TRAINERGLÜCK: Das nennt man wohl Einstand nach Maß. Mit einer disziplinierten und engagierten Vorstellung bezwang der FC Schalke 04 im Abendspiel den Vizemeister RB Leipzig mit 2:0. Für den neuen Trainer Domenico Tedesco, der mit der Absetzung des bisherigen Kapitäns Benedikt Höwedes für Wirbel gesorgt hatte, ein perfektes Debüt. "Der Trainer macht einen sehr, sehr guten Job, das sehen wir seit sechs Wochen", lobte Schalke-Manager Christian Heidel. Der Algerier Nabil Bentaleb mit einem Foulelfmeter (43.) und Jewgeni Konopljanka (73.) nach einem tollen Konter trafen für Schalke.

LECKIE-SHOW: Für den Absteiger Ingolstadt hatte Mathew Leckie in der vergangenen Saison nicht ein einziges Mal getroffen. Jetzt schoss der 26 Jahre alte Australier seinen neuen Arbeitgeber Hertha BSC mit zwei Toren zum 2:0-Sieg gegen den VfB Stuttgart. "Das war eine spezielle Woche mit einer verrückten Erfahrung", sagte der Matchwinner nach seiner ersten Tore-Show im Trikot der Berliner. Der schnelle Flügelflitzer traf in der 46. und 62. Minute. "Das Zauberwort heißt Andy Thom", sagte Hertha-Trainer Pal Dardai.

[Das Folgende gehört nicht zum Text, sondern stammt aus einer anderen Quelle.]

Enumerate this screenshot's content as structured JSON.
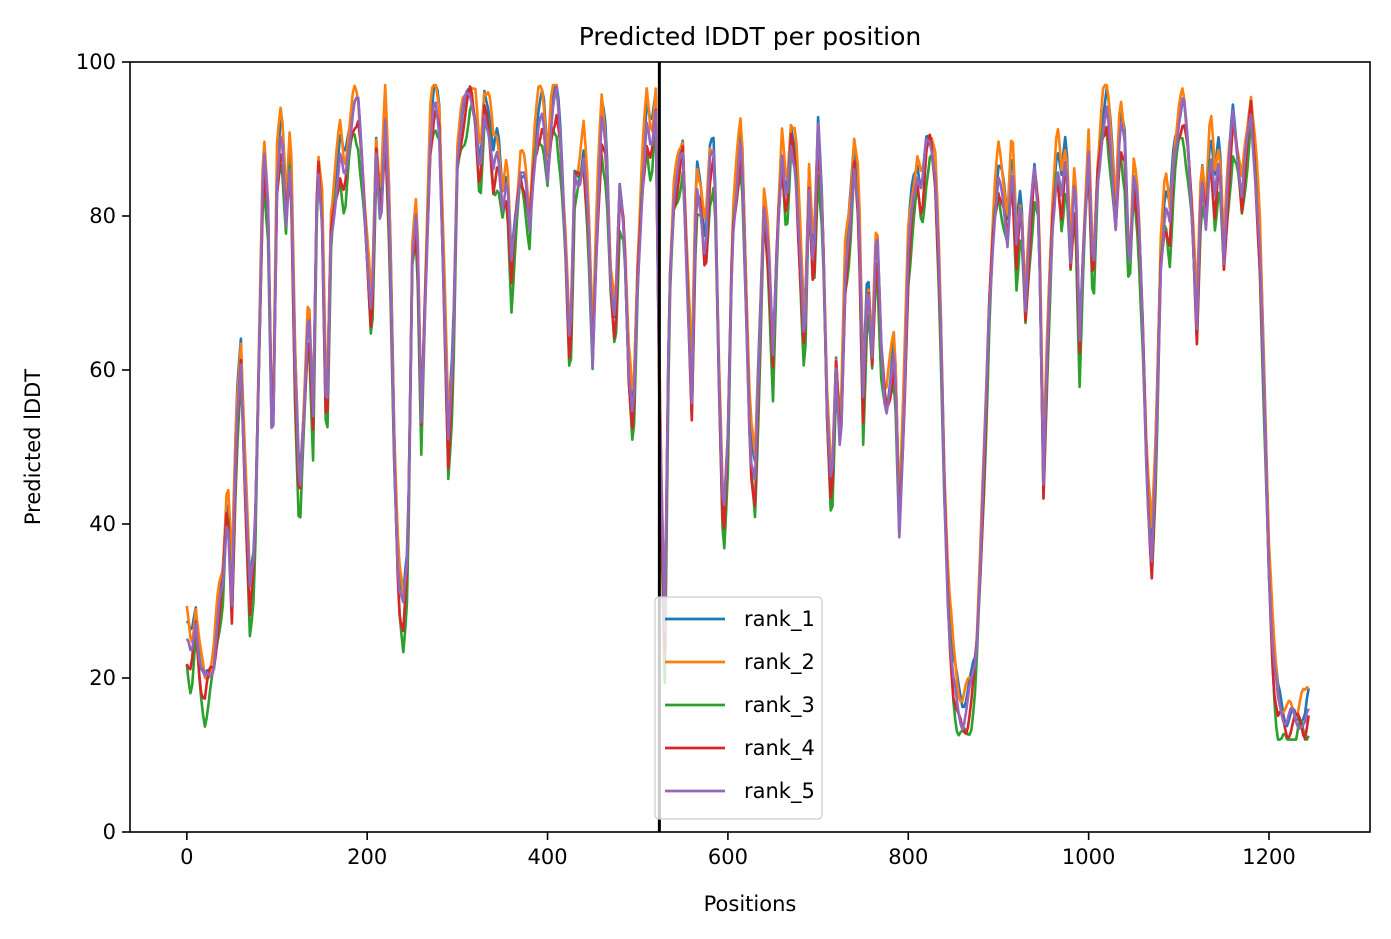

Der ehemalige Nationalstürmer Andreas Thom ist seit dieser Saison beim Hauptstadtclub als Stürmer-Trainer verantwortlich für alle Hertha-Angreifer - von der Jugend bis zu den Profis.

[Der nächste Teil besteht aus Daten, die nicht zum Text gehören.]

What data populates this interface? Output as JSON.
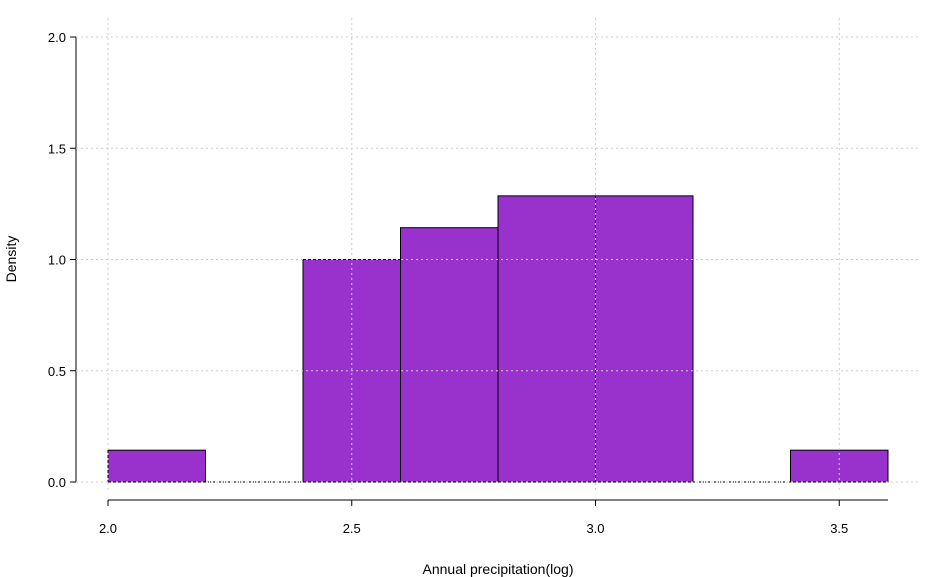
{
  "chart_data": {
    "type": "bar",
    "title": "",
    "xlabel": "Annual precipitation(log)",
    "ylabel": "Density",
    "xlim": [
      2.0,
      3.6
    ],
    "ylim": [
      0.0,
      2.0
    ],
    "x_ticks": [
      2.0,
      2.5,
      3.0,
      3.5
    ],
    "x_tick_labels": [
      "2.0",
      "2.5",
      "3.0",
      "3.5"
    ],
    "y_ticks": [
      0.0,
      0.5,
      1.0,
      1.5,
      2.0
    ],
    "y_tick_labels": [
      "0.0",
      "0.5",
      "1.0",
      "1.5",
      "2.0"
    ],
    "bins": [
      {
        "x0": 2.0,
        "x1": 2.2,
        "density": 0.143
      },
      {
        "x0": 2.2,
        "x1": 2.4,
        "density": 0.0
      },
      {
        "x0": 2.4,
        "x1": 2.6,
        "density": 1.0
      },
      {
        "x0": 2.6,
        "x1": 2.8,
        "density": 1.143
      },
      {
        "x0": 2.8,
        "x1": 3.0,
        "density": 1.286
      },
      {
        "x0": 3.0,
        "x1": 3.2,
        "density": 1.286
      },
      {
        "x0": 3.2,
        "x1": 3.4,
        "density": 0.0
      },
      {
        "x0": 3.4,
        "x1": 3.6,
        "density": 0.143
      }
    ],
    "grid": true,
    "colors": {
      "bar_fill": "#9932CC",
      "bar_stroke": "#000000",
      "grid": "#cccccc"
    }
  }
}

TORJUBEL-PANNE: Auch im Zusammenhang mit der noch nicht vollzogenen Vertragsverlängerung mit Top-Scorer Nicolai Müller hatte HSV-Investor Klaus-Michael Kühne Kritik an der sportlichen Führung des Hamburger SV geübt. Die HSV-Führung sei "auf der falschen Chaussee", hatte der Milliardär gesagt, der 17 Prozent Anteile an der HSV Fußball AG hält. Müller sorgte gegen Augsburg für den frühen Siegtreffer (8. Minute), jubelte aber über das Tor so ausgelassen, dass er sich bei Pirouetten und einem Sprung gegen die Eckfahne das Knie verdrehte und nach einer Viertelstunde ausgewechselt werden musste. Die Diagnose stand zunächst noch aus, aber wenigstens das sportliche Ergebnis sorgte für Erleichterung. "Es ist gut, dass wir alles, was an Störgeräuschen kam, heute ausblenden konnten. Wir konzentrieren uns nun auf Fußball und das, was wir beeinflussen können", sagte Sportchef Jens Todt.